As the years went on Mr. Simpson and his people came to see the need for a permanent base of operation, located near the center of the city and built to meet the needs of their work. They had become weary of the hand-me-down buildings they had been forced to put up with for so long. These were never satisfactory. A suitable location was accordingly chosen at the corner of Eighth Avenue and West 44th Street, only one block from Times Square, and plans were drawn up for the new building. It was to provide a large auditorium for the public meetings, three chapels for smaller gatherings, an educational building for the Training Institute which was already established, a book store on the ground floor and a Missionary Home, or Christian hotel, with accommodations for about one hundred guests. The cornerstone was laid in the fall of 1888 and the completed building dedicated in May 1889.
There was great rejoicing as the congregation moved into their new working quarters and set about the business to which they had given their lives. The Gospel Tabernacle, as the place was called (too bad they could not have thought of a name for it. But that was one rather unfortunate blind spot in the luminous mind of Simpson; he was never happy at choosing names), was the new home base, but it never became an end in itself. From there the busy workers radiated out like spokes from the hub of a wheel. When the new work began under Mr. Simpson eight years before, there had been no thought of forming another church. They planned rather to carry on an aggressive evangelistic effort, leaving the converts free to join the churches of their own choice.
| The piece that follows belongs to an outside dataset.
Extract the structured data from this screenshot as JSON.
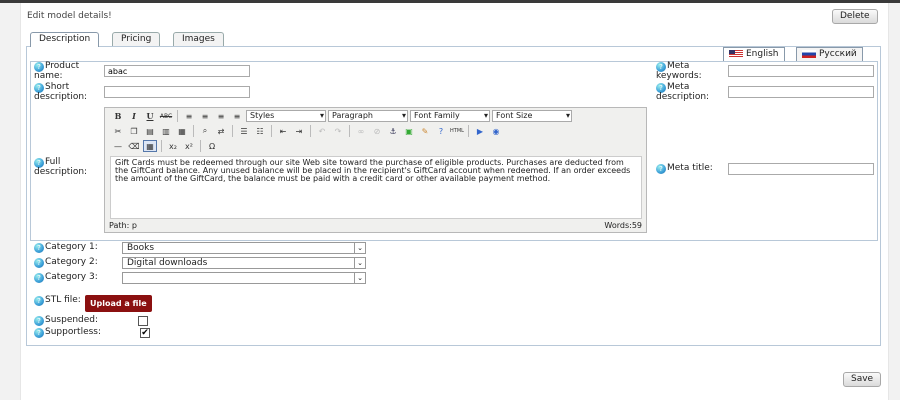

But as the congregation grew, the clamor became insistent for a church home for the new believers. “Some wanted to be baptized,” said Mr. Simpson later, “all wanted the Lord’s supper and none wanted to be sent away.” That was the cause back of the organization of a little church of less than twenty members. “At first there were not men enough to go around and fill the various offices, so some of our trustees had to be ‘elect ladies.’” That was about seven years be fore the opening of the Gospel Tabernacle. By this time they had increased to a multitude which swarmed about the new center like swallows around an old chimney at sundown. The fame of the pastor and the wonder of his unique work had spread far abroad. From that time on they never suffered for lack of men.